I call these photographs lies, then, because they misrepresent the day-to-day life of Amherst students, insinuating events for which the appropriate conditions rarely or never eventualize.

Lies though they are, these images do capture a truth about Amherst. They capture a love of learning, and in particular the mutual respect and goodwill shared between Amherst students and faculty. They capture Amherst’s scenic campus and the value we place on our natural surroundings. And the budding trees in the background capture the reinvention and renewal that characterize Amherst’s impact on its students. The picture has a certain amount of visual content that it truthfully articulates to viewers, and then it embellishes that content in the interest of visual appeal. That embellishment, of course, utilizes beauty.

Beauty, that most indescribable of visual properties, is most frequently used in advertising to layer onto and around the image’s content, making that content more positive and more powerfully displayed to its viewers. The picture’s content is the result of the picture’s real components: the students attentive to the professor, Amherst’s nature-filled campus, and the new growth of spring. Beauty results from the specific placement of these symbolic components in relationship to each other. Beauty weaves the image’s components into a display, drawing the eye to the right places and glorifying the result.

Advertising’s use of beauty accentuates one interesting property of beauty that distinguishes it from any other pleasure: it can be composed of symbols. Consider the pleasure of eating a yummy piece of pie. There is great pleasure involved in eating pie, but it would be difficult to add content to that pleasure, to use that pleasure in support of some sort of message or ideology. After all, sugar and fruits and crust may be the components of the pleasure of pie, but they have no meanings of their own. Beauty, on the other hand, is composed not only of constituent parts, but, in the case of art, those constituent parts themselves have understandable content.

Consider the relationship between the pleasure of pie and the pleasure of classical music. Classical music, like paintings, is frequently referred to as “beautiful,” whereas the taste of pie almost never receives that description. And classical music, again like paintings, holds significant symbolic meaning, as illustrated by the Kingdom of Heaven evoked by Beethoven’s 9th Symphony or by the leitmotifs that identify character from character in last year’s Academy-Award-winning movie “The Artist.”

Symbolic content also helps to explain the difference between, on the one hand, landscape paintings and classical music, and on the other hand, color-field paintings and trance music. All four art forms can offer significant pleasure, but it seems much more appropriate to attribute beauty to the former rather than the latter, and not at all to latter’s denigration. The pleasure of trance music seems much closer in feeling to the pleasure of yummy pie than it does the pleasure of Beethoven; here again, symbolic content provides the difference.

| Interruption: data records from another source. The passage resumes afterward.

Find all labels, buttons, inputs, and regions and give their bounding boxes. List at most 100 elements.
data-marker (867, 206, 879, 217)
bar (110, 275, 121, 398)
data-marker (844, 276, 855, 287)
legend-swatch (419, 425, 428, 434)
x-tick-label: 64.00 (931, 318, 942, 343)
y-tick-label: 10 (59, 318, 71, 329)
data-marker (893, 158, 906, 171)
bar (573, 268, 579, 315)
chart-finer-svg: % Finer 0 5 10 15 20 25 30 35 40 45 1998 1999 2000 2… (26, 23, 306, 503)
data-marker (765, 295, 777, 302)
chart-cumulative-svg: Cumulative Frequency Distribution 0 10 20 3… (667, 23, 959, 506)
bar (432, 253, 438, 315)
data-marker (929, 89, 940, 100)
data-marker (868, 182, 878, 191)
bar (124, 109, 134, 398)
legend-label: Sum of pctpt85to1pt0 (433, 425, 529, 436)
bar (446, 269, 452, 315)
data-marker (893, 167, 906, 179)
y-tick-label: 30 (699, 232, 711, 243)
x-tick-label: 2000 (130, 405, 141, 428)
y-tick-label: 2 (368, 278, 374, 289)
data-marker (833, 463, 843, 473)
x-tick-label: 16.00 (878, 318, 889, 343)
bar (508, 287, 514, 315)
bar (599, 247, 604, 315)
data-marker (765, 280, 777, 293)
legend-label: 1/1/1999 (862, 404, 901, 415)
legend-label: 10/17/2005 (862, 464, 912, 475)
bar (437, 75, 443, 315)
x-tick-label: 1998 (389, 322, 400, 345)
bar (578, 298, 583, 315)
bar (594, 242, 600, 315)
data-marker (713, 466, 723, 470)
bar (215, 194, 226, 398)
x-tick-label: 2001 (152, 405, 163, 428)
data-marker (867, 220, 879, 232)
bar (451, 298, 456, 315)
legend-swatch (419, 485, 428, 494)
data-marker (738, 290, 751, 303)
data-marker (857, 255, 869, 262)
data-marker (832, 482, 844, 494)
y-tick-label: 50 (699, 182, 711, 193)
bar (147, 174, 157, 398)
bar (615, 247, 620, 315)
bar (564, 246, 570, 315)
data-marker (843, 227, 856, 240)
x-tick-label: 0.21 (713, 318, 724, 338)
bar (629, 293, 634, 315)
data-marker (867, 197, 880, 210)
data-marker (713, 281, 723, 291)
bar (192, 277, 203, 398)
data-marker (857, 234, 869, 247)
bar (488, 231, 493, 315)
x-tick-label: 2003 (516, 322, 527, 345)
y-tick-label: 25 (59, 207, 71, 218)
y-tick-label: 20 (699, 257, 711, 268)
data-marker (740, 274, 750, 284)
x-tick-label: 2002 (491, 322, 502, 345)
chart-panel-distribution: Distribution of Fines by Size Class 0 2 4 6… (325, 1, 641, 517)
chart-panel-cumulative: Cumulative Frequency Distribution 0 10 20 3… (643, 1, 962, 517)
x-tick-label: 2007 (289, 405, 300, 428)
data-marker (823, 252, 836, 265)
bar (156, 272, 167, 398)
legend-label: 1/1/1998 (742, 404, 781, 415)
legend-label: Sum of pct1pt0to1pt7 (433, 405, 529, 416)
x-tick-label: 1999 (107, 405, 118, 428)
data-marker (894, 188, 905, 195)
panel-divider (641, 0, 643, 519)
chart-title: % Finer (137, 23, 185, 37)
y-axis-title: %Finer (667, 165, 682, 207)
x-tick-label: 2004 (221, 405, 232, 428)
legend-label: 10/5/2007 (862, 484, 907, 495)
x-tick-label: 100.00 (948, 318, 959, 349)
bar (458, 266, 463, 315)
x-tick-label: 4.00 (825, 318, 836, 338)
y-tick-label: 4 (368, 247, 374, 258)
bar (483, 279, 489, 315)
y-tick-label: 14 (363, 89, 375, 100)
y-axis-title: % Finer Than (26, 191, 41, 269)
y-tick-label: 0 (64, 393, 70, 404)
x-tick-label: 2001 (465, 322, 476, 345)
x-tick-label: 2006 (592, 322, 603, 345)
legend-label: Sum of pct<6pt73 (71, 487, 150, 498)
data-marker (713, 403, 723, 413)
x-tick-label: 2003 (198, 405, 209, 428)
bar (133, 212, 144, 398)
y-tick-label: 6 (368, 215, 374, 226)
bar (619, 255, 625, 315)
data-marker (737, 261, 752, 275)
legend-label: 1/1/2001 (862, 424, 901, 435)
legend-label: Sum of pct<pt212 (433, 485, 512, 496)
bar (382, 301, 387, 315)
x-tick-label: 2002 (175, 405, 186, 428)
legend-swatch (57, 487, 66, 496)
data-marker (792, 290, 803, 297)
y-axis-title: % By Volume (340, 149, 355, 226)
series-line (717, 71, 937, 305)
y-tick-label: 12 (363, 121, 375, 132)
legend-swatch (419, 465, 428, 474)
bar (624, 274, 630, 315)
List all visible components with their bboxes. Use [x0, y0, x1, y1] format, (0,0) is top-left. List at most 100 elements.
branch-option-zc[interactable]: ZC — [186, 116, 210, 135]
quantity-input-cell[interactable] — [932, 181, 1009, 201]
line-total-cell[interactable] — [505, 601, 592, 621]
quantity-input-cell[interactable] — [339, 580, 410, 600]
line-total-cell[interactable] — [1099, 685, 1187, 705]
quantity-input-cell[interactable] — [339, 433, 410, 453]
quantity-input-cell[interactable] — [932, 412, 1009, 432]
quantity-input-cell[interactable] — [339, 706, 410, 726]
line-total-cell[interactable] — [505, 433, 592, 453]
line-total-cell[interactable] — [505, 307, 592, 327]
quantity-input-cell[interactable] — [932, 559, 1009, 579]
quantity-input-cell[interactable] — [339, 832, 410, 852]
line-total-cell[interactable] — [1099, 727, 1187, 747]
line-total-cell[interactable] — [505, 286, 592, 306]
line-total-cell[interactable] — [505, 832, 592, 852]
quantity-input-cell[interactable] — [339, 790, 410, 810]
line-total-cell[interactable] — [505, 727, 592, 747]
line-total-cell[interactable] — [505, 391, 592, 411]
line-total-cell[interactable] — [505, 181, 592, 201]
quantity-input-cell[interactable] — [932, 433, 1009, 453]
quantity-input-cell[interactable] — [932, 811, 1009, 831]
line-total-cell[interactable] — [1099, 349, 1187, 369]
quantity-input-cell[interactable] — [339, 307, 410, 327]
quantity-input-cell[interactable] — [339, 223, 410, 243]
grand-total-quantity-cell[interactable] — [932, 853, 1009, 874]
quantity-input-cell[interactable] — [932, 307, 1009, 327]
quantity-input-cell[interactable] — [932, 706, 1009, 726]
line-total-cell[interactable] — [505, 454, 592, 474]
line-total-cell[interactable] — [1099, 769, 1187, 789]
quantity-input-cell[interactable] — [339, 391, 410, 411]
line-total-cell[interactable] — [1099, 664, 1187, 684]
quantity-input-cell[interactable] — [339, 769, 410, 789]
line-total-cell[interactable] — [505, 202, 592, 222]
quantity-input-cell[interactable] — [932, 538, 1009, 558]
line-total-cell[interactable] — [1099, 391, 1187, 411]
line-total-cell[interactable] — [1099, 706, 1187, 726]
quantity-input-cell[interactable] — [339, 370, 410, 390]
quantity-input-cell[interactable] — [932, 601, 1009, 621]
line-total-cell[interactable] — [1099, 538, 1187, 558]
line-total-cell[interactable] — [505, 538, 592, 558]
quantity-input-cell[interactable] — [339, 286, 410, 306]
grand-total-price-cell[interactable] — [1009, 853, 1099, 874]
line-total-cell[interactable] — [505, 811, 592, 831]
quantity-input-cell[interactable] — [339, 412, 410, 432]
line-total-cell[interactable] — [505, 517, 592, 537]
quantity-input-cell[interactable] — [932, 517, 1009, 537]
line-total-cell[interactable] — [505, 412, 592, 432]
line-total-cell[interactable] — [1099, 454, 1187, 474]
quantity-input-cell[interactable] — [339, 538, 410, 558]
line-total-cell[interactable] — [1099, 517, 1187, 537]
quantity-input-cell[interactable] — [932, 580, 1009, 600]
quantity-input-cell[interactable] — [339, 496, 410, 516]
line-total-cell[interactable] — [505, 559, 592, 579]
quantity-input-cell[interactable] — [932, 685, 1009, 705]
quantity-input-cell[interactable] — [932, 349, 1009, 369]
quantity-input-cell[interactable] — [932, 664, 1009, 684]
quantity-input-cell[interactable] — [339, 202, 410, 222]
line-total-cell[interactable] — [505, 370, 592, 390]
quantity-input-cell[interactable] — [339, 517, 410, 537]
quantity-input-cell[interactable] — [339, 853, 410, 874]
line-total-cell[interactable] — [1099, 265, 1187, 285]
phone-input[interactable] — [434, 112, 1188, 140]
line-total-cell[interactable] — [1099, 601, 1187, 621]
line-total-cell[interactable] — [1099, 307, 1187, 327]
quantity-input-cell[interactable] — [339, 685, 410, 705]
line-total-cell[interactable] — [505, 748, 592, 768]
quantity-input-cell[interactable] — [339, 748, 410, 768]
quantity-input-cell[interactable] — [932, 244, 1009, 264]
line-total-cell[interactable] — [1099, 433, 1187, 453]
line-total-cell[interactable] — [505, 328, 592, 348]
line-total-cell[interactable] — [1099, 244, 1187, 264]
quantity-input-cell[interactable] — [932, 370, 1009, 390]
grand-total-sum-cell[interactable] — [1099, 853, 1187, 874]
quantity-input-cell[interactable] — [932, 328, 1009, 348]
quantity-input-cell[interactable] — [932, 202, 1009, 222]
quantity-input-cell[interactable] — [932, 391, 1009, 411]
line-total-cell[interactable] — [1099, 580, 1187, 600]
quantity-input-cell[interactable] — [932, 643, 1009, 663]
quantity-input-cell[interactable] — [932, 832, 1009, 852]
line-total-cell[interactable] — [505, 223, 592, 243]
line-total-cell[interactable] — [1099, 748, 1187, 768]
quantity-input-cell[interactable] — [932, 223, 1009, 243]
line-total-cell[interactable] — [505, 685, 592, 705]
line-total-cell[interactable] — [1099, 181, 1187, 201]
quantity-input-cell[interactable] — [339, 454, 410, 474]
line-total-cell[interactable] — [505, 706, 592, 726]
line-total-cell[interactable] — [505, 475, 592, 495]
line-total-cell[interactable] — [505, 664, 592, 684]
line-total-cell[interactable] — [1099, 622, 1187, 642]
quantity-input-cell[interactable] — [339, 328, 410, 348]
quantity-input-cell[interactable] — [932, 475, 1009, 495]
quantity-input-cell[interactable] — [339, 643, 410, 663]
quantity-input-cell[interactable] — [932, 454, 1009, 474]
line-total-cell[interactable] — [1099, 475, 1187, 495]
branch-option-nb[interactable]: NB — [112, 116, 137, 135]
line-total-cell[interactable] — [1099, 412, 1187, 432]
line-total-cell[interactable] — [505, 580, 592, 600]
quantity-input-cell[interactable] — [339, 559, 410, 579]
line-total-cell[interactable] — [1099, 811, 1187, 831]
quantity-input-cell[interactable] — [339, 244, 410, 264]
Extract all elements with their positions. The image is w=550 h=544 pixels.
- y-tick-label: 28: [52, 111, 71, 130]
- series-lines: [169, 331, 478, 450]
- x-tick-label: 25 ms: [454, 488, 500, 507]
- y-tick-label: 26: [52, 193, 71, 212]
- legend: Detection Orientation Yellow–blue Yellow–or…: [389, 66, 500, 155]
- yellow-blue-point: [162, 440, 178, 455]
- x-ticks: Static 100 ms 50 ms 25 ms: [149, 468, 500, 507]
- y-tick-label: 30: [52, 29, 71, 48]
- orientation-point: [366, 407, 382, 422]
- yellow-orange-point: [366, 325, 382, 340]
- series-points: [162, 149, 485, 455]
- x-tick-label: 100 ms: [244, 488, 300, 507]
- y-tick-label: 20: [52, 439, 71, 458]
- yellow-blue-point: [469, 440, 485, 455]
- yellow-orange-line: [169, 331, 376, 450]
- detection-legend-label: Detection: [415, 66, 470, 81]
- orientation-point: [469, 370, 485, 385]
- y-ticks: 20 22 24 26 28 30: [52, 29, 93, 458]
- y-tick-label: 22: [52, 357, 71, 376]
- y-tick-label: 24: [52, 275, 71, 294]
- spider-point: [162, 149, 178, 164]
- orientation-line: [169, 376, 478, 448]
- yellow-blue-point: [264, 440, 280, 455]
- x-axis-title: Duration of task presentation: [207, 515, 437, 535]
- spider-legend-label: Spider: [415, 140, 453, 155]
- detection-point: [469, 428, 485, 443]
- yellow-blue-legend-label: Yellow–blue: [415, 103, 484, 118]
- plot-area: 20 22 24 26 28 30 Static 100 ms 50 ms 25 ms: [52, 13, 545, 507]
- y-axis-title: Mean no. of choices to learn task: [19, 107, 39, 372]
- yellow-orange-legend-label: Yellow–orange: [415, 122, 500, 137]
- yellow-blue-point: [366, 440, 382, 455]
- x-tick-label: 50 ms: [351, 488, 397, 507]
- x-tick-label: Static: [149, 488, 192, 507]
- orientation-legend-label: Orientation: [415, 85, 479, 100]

Ultimately, beauty’s symbolic building blocks result in beauty’s incredible potential as a tool of manipulation and propoganda, associating pleasure with whatever beautiful art happens to depict. In the Renaissance, beauty was the prime tool the Church used to instill faith in God and the heavens. Today, it is the prime tool of the Amherst College Office of Public Affairs, instilling faith in higher education and pleasant climates. Whatever beauty may be, it holds fundamental power over what we see and how we see it, and Amherst takes full advantage of beauty’s strength to promote its idealized self-image.